Minimaxing the Minimax Algorithm in Tic-Tac-Toe
In Praise of Hardcoding
27 September 2015
For a recent coding challenge, I had to implement an AI for a Tic-Tac-Toe game. This AI should not be able to lose a match. A quick Google search reveals that the most efficent way is to use a minimax algorithm to determine what moves are likely to cause the AI to either tie or win against another player. However, nobody I found seemed to analyze what decisions the AI actually makes.
The minimax algorimth works by having the computer play Tic-Tac-Toe against itself, figuring out the best moves to use against itself…and then figuring out the best counters to those moves, and so on and so forth. It will then rank all the possible moves it can take:
-10 | - The AI will lose if it chooses this move. Avoid it. |
0 | - It's a tie. |
10 | - The AI will win. |
The AI will pick the move that has the highest score.
Therefore, the computer will play perfectly and never lose. It may never win either though, if the human it is playing against is also playing perfectly.
But there is an extreme amount of trust in how the Minimax Algorithm works. There is a lot of literature examining how to program the algorithm, and very little literature on what choices the algorithm ends up making. I assume that most people assume that since the algorithm will choose the best possible move for Tic-Tac-Toe, examining what moves it actually picks would be a waste of time.
But the problem is that the computer has to play through every possible game of Tic-Tac-Toe before it can make its choice. This is not an instantaneous process. For the worst case scenario (where the AI goes first, and thus must play through all Tic-Tac-Toe games), I had to wait 114 seconds for a response from the AI. This is absurd.
There are ways to reduce the number of games a computer has to play through (since many Tic-Tac-Toe games are really just duplicates of each other, with the boards being rotated)…but there had to be a better way to make the game go faster.
I decided to look “under the hood” of the AI, because I was curious in seeing how the AI thought for itself. I soon realize that if I know that the AI is thinking, I could ‘hardcode’ in the AI’s choices. The AI will just end up doing its move rather than spending 114 seconds learning to do that same move.
In the following terminal outputs, O is human and X is the computer. I also output a Hash showing the computer’s thought process (“MOVE”=>SCORE).
So here’s three starting scenarios:
O goes first and pick a corner space.
0 | 1 | 2 |
3 | 4 | 5 |
6 | 7 | O |
It is now X’s Turn.
{“0”=>-10, “1”=>-10, “2”=>-10, “3”=>-10, “4”=>0, “5”=>-10, “6”=>-10, “7”=>-10}
X has picked Spot 4. </code>
The computer will choose the space that has the highest score. In this case, every space other than 4 has a score of -10. The only space that allows the computer to tie the human player is 4, the spot right in the middle.
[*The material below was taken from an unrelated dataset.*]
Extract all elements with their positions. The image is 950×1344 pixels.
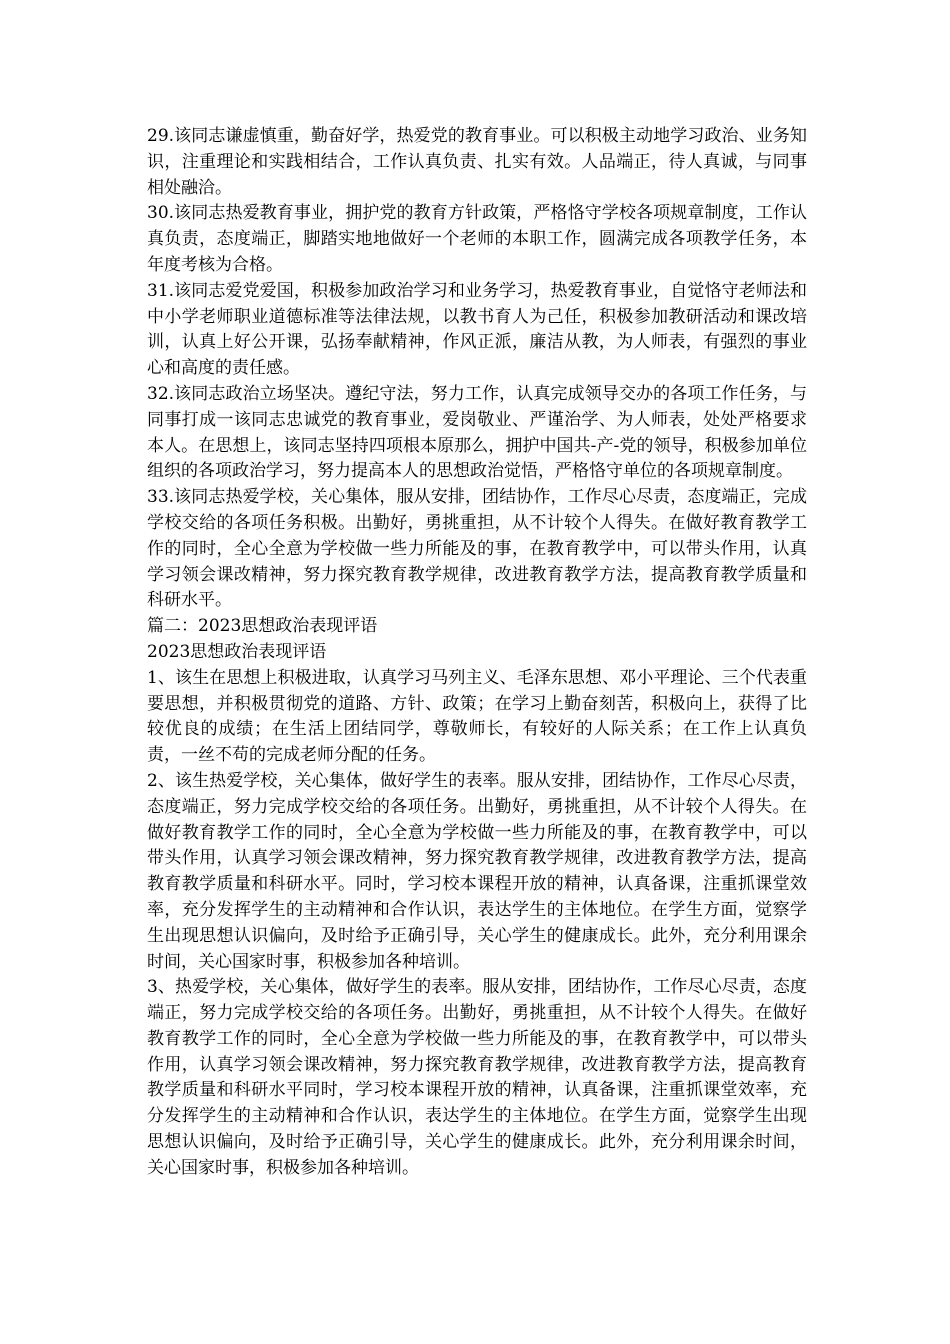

So X picks that.
O goes first and pick a edge space.
0 | 1 | 2 |
3 | 4 | 5 |
6 | O | 8 |
It is now X’s Turn.
{“0”=>-10, “1”=>0, “2”=>-10, “3”=>-10, “4”=>0, “5”=>-10, “6”=>0, “8”=>0}
X has picked Spot 1. </code>
In this case, now, there are four moves that may lead to a tie: 1, 4, 6, and 8. Any other move will lead to the computer’s loss.
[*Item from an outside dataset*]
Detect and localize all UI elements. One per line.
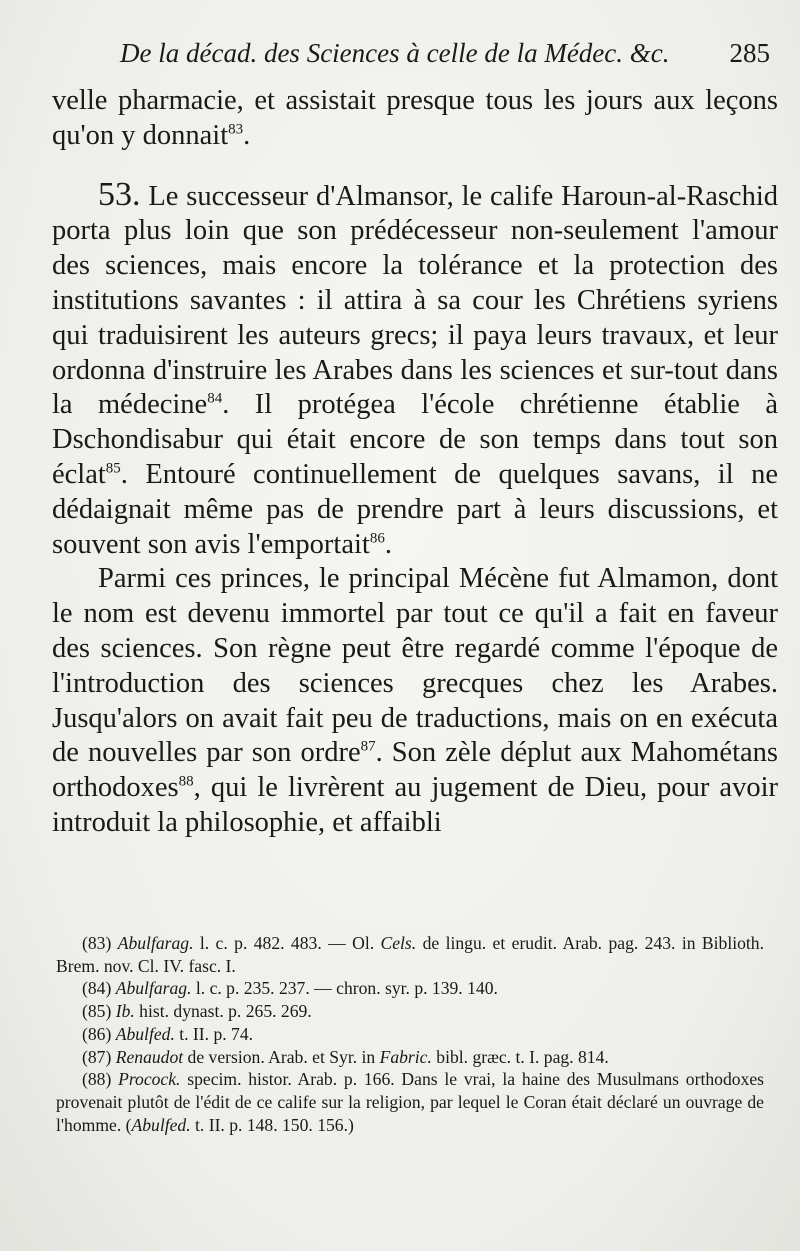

But it does not matter how the computer gets to that tie. A tie is a tie. So the computer can easily pick any move that leads to a tie, and the outcome will always be the same. In this case, the computer just choses Spot 1.
What happens if I let the computer go first?
0 | 1 | 2 |
3 | 4 | 5 |
6 | 7 | 8 |
{“0”=>0, “1”=>0, “2”=>0, “3”=>0, “4”=>0, “5”=>0, “6”=>0, “7”=>0, “8”=>0}
X has picked Spot 0. </code>
None of the spaces are any more advantageous than the others. No matter what move the computer picks, a tie will result. So the computer could pick literally any move and be ensured that the other player won’t win. In this case, the computer choses Spot 0.
I now know that the computer sees the space “4” as an excellent move to make, no matter whether O goes first or second. (Other moves can be just as excellent as “4”, but “4” will always be excellent.)
I then programmed the computer to always pick “4” as its first move. The minimax algorithm would still be used after the first move though. After the first few moves, the number of possible Tic-Tac-Toe games decreases, and so the minimax algorithm is speedy enough for the user to not be annoyed.
Result: The AI is still unbeatable, but now the game is faster to play! It takes less than a second for the computer to make its first move, and its second move against the player is still just as fast.
It is cool to have the AI think how to beat its opponent. But just because something is cool does not mean that it is necessary or worthwhile in the real world. Thinking takes time, and a user is not going to be happy waiting for 114 seconds while the computer figure out what it should do next. Hardcoding in the AI choice ensure that the game runs faster. And since the hardcoded choice is actually based on the results of the minimax algorithm, we are not risking the chance of the AI losing.